Mr. Li urged that India give “serious consideration” to the recent proposal by Pakistan's President, Gen. Agha Mohammad Yahya Khan—rejected by India—that the armed forces of India and Pakistan withdraw from the border of East Pakistan.
The Deputy Premier made Peking's first public statement on the situation since sharp fighting between Indian and Pakistani troops began last week. He spoke at a reception held in Peking by the Albanian Ambasador, Xhorxhi Robo, to mark the 27th anniversary of Communist rule in Albania.
Hsinhua, the Chinese press agency, extracted the section of his remarks dealing with India and Pakistan and dispatched it to Hong Kong as a separate item in the English‐language service.
Appeals By Other Leaders
Mr. Li's statement came at a time when President Nixon and other leaders were appealing to India and Pakistan to restrain the advance toward large‐scale warfare along the borders of East Pakistan.
He charged India with “carrying out subversive activities and military provocations against East Pakistan” and said her actions were supported and encouraged by “social‐imperialism,” the phrase the Chinese use to designate the Soviet Government.
Asserting that “the Chinese Government and people are greatly concerned over the present Indo‐Pakistan situation,” Mr. Li said: “We maintain that disputes between states should be settled by the two parties concerned through peaceful consultation and absolutely not by resorting to force.”
In an obvious allusion to the Indian incursions, he added: “It is all the more impermissible for a country, under any pretext, to employ large numbers of armed troops to willfully cross its own border and invade and occupy another country's territory.”
“The Chinese Government and people,” he said, “resolutely support the Pakistan Government and people in their just struggle against foreign aggression and in defense of their state sovereignty and national independence.”
He ended his statement by urging India, without using her name, to accept the Pakistani proposal for mutual troop withdrawals.
Mr. Li's statement on the Pakistani situation came at the end of a long speech of praise for Albania and expressions of thanks for her prominent role in promoting a resolution in the United Nations General Assembly that brought the Chinese Communists into the world body. Albania was lauded for waging “tit‐for‐tat struggles against U. S. imperialism and social‐imperialism.”
Mr.

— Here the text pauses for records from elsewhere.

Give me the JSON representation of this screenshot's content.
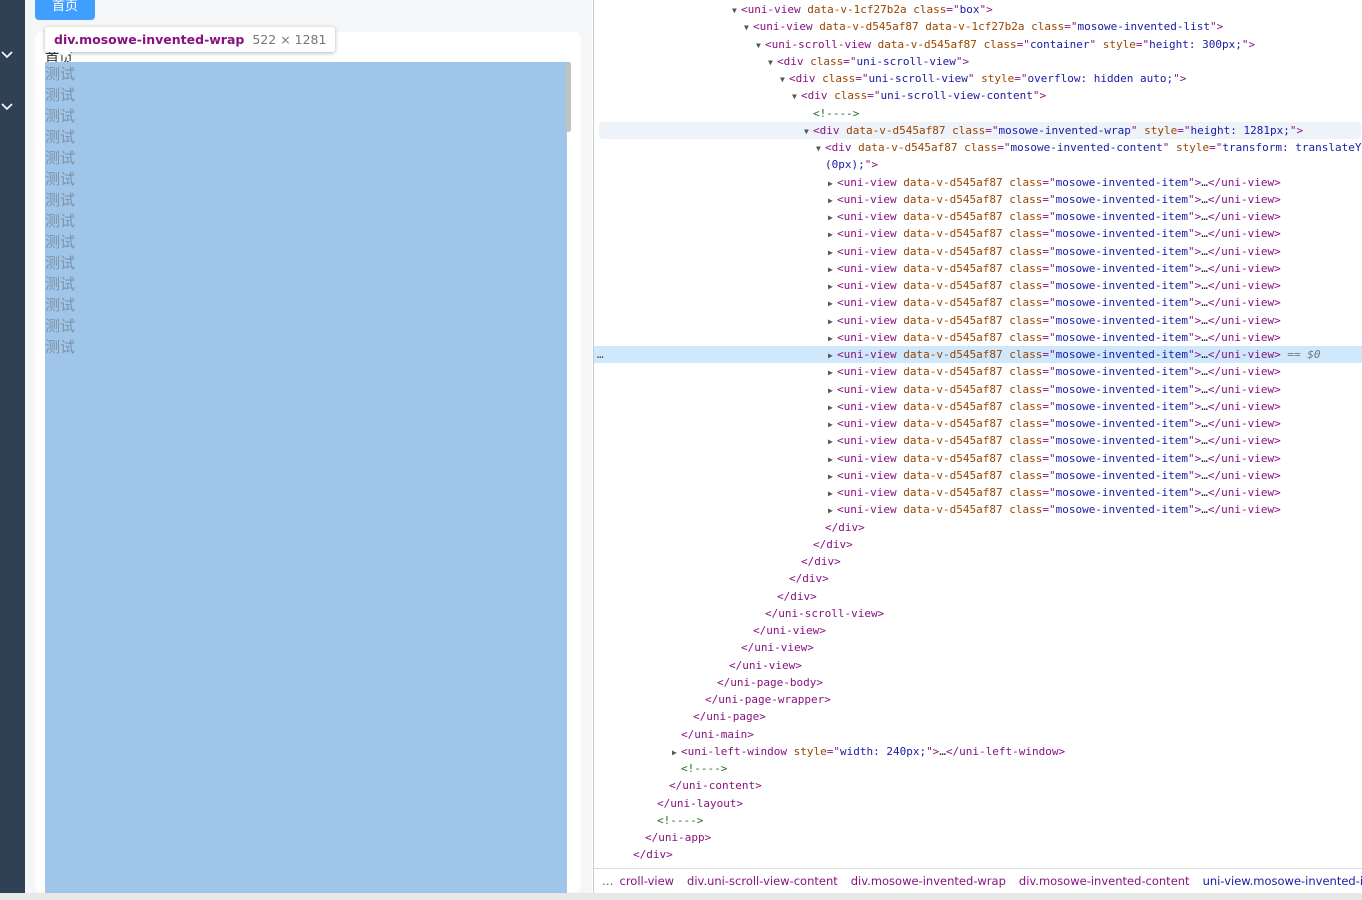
{
  "page": {
    "home_button": "首页",
    "peek_text": "首页",
    "item_text": "测试",
    "item_count": 14
  },
  "tooltip": {
    "selector": "div.mosowe-invented-wrap",
    "size": "522 × 1281"
  },
  "devtools": {
    "lines": [
      {
        "indent": 731,
        "tri": "▼",
        "parts": [
          [
            "tag",
            "<uni-view "
          ],
          [
            "an",
            "data-v-1cf27b2a "
          ],
          [
            "an",
            "class"
          ],
          [
            "tag",
            "=\""
          ],
          [
            "av",
            "box"
          ],
          [
            "tag",
            "\">"
          ]
        ]
      },
      {
        "indent": 743,
        "tri": "▼",
        "parts": [
          [
            "tag",
            "<uni-view "
          ],
          [
            "an",
            "data-v-d545af87 data-v-1cf27b2a "
          ],
          [
            "an",
            "class"
          ],
          [
            "tag",
            "=\""
          ],
          [
            "av",
            "mosowe-invented-list"
          ],
          [
            "tag",
            "\">"
          ]
        ]
      },
      {
        "indent": 755,
        "tri": "▼",
        "parts": [
          [
            "tag",
            "<uni-scroll-view "
          ],
          [
            "an",
            "data-v-d545af87 "
          ],
          [
            "an",
            "class"
          ],
          [
            "tag",
            "=\""
          ],
          [
            "av",
            "container"
          ],
          [
            "tag",
            "\" "
          ],
          [
            "an",
            "style"
          ],
          [
            "tag",
            "=\""
          ],
          [
            "av",
            "height: 300px;"
          ],
          [
            "tag",
            "\">"
          ]
        ]
      },
      {
        "indent": 767,
        "tri": "▼",
        "parts": [
          [
            "tag",
            "<div "
          ],
          [
            "an",
            "class"
          ],
          [
            "tag",
            "=\""
          ],
          [
            "av",
            "uni-scroll-view"
          ],
          [
            "tag",
            "\">"
          ]
        ]
      },
      {
        "indent": 779,
        "tri": "▼",
        "parts": [
          [
            "tag",
            "<div "
          ],
          [
            "an",
            "class"
          ],
          [
            "tag",
            "=\""
          ],
          [
            "av",
            "uni-scroll-view"
          ],
          [
            "tag",
            "\" "
          ],
          [
            "an",
            "style"
          ],
          [
            "tag",
            "=\""
          ],
          [
            "av",
            "overflow: hidden auto;"
          ],
          [
            "tag",
            "\">"
          ]
        ]
      },
      {
        "indent": 791,
        "tri": "▼",
        "parts": [
          [
            "tag",
            "<div "
          ],
          [
            "an",
            "class"
          ],
          [
            "tag",
            "=\""
          ],
          [
            "av",
            "uni-scroll-view-content"
          ],
          [
            "tag",
            "\">"
          ]
        ]
      },
      {
        "indent": 812,
        "tri": "",
        "parts": [
          [
            "cm",
            "<!---->"
          ]
        ]
      },
      {
        "indent": 803,
        "tri": "▼",
        "hl": "light",
        "parts": [
          [
            "tag",
            "<div "
          ],
          [
            "an",
            "data-v-d545af87 "
          ],
          [
            "an",
            "class"
          ],
          [
            "tag",
            "=\""
          ],
          [
            "av",
            "mosowe-invented-wrap"
          ],
          [
            "tag",
            "\" "
          ],
          [
            "an",
            "style"
          ],
          [
            "tag",
            "=\""
          ],
          [
            "av",
            "height: 1281px;"
          ],
          [
            "tag",
            "\">"
          ]
        ]
      },
      {
        "indent": 815,
        "tri": "▼",
        "parts": [
          [
            "tag",
            "<div "
          ],
          [
            "an",
            "data-v-d545af87 "
          ],
          [
            "an",
            "class"
          ],
          [
            "tag",
            "=\""
          ],
          [
            "av",
            "mosowe-invented-content"
          ],
          [
            "tag",
            "\" "
          ],
          [
            "an",
            "style"
          ],
          [
            "tag",
            "=\""
          ],
          [
            "av",
            "transform: translateY"
          ]
        ]
      },
      {
        "indent": 824,
        "tri": "",
        "parts": [
          [
            "av",
            "(0px);"
          ],
          [
            "tag",
            "\">"
          ]
        ]
      },
      {
        "indent": 827,
        "tri": "▶",
        "item": true
      },
      {
        "indent": 827,
        "tri": "▶",
        "item": true
      },
      {
        "indent": 827,
        "tri": "▶",
        "item": true
      },
      {
        "indent": 827,
        "tri": "▶",
        "item": true
      },
      {
        "indent": 827,
        "tri": "▶",
        "item": true
      },
      {
        "indent": 827,
        "tri": "▶",
        "item": true
      },
      {
        "indent": 827,
        "tri": "▶",
        "item": true
      },
      {
        "indent": 827,
        "tri": "▶",
        "item": true
      },
      {
        "indent": 827,
        "tri": "▶",
        "item": true
      },
      {
        "indent": 827,
        "tri": "▶",
        "item": true
      },
      {
        "indent": 827,
        "tri": "▶",
        "item": true,
        "hl": "sel",
        "suffix": "== $0"
      },
      {
        "indent": 827,
        "tri": "▶",
        "item": true
      },
      {
        "indent": 827,
        "tri": "▶",
        "item": true
      },
      {
        "indent": 827,
        "tri": "▶",
        "item": true
      },
      {
        "indent": 827,
        "tri": "▶",
        "item": true
      },
      {
        "indent": 827,
        "tri": "▶",
        "item": true
      },
      {
        "indent": 827,
        "tri": "▶",
        "item": true
      },
      {
        "indent": 827,
        "tri": "▶",
        "item": true
      },
      {
        "indent": 827,
        "tri": "▶",
        "item": true
      },
      {
        "indent": 827,
        "tri": "▶",
        "item": true
      },
      {
        "indent": 824,
        "tri": "",
        "parts": [
          [
            "tag",
            "</div>"
          ]
        ]
      },
      {
        "indent": 812,
        "tri": "",
        "parts": [
          [
            "tag",
            "</div>"
          ]
        ]
      },
      {
        "indent": 800,
        "tri": "",
        "parts": [
          [
            "tag",
            "</div>"
          ]
        ]
      },
      {
        "indent": 788,
        "tri": "",
        "parts": [
          [
            "tag",
            "</div>"
          ]
        ]
      },
      {
        "indent": 776,
        "tri": "",
        "parts": [
          [
            "tag",
            "</div>"
          ]
        ]
      },
      {
        "indent": 764,
        "tri": "",
        "parts": [
          [
            "tag",
            "</uni-scroll-view>"
          ]
        ]
      },
      {
        "indent": 752,
        "tri": "",
        "parts": [
          [
            "tag",
            "</uni-view>"
          ]
        ]
      },
      {
        "indent": 740,
        "tri": "",
        "parts": [
          [
            "tag",
            "</uni-view>"
          ]
        ]
      },
      {
        "indent": 728,
        "tri": "",
        "parts": [
          [
            "tag",
            "</uni-view>"
          ]
        ]
      },
      {
        "indent": 716,
        "tri": "",
        "parts": [
          [
            "tag",
            "</uni-page-body>"
          ]
        ]
      },
      {
        "indent": 704,
        "tri": "",
        "parts": [
          [
            "tag",
            "</uni-page-wrapper>"
          ]
        ]
      },
      {
        "indent": 692,
        "tri": "",
        "parts": [
          [
            "tag",
            "</uni-page>"
          ]
        ]
      },
      {
        "indent": 680,
        "tri": "",
        "parts": [
          [
            "tag",
            "</uni-main>"
          ]
        ]
      },
      {
        "indent": 671,
        "tri": "▶",
        "parts": [
          [
            "tag",
            "<uni-left-window "
          ],
          [
            "an",
            "style"
          ],
          [
            "tag",
            "=\""
          ],
          [
            "av",
            "width: 240px;"
          ],
          [
            "tag",
            "\">"
          ],
          [
            "tx",
            "…"
          ],
          [
            "tag",
            "</uni-left-window>"
          ]
        ]
      },
      {
        "indent": 680,
        "tri": "",
        "parts": [
          [
            "cm",
            "<!---->"
          ]
        ]
      },
      {
        "indent": 668,
        "tri": "",
        "parts": [
          [
            "tag",
            "</uni-content>"
          ]
        ]
      },
      {
        "indent": 656,
        "tri": "",
        "parts": [
          [
            "tag",
            "</uni-layout>"
          ]
        ]
      },
      {
        "indent": 656,
        "tri": "",
        "parts": [
          [
            "cm",
            "<!---->"
          ]
        ]
      },
      {
        "indent": 644,
        "tri": "",
        "parts": [
          [
            "tag",
            "</uni-app>"
          ]
        ]
      },
      {
        "indent": 632,
        "tri": "",
        "parts": [
          [
            "tag",
            "</div>"
          ]
        ]
      }
    ],
    "item_line": [
      [
        "tag",
        "<uni-view "
      ],
      [
        "an",
        "data-v-d545af87 "
      ],
      [
        "an",
        "class"
      ],
      [
        "tag",
        "=\""
      ],
      [
        "av",
        "mosowe-invented-item"
      ],
      [
        "tag",
        "\">"
      ],
      [
        "tx",
        "…"
      ],
      [
        "tag",
        "</uni-view>"
      ]
    ],
    "breadcrumbs": [
      "…",
      "croll-view",
      "div.uni-scroll-view-content",
      "div.mosowe-invented-wrap",
      "div.mosowe-invented-content",
      "uni-view.mosowe-invented-item"
    ]
  }
}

Li described Peking's entry into the United Nations as a sign of the revolutionary trend of history and said that his country would never disap point “the hopes placed in us by Albania, by all friendly countries and by the people of the world.”
China and Albania, he added, will “make joint efforts for safeguarding the national independence and state sovereignty of all countries and supporting and assisting the revolutionary struggles and liberation causes of the peoples of the world.”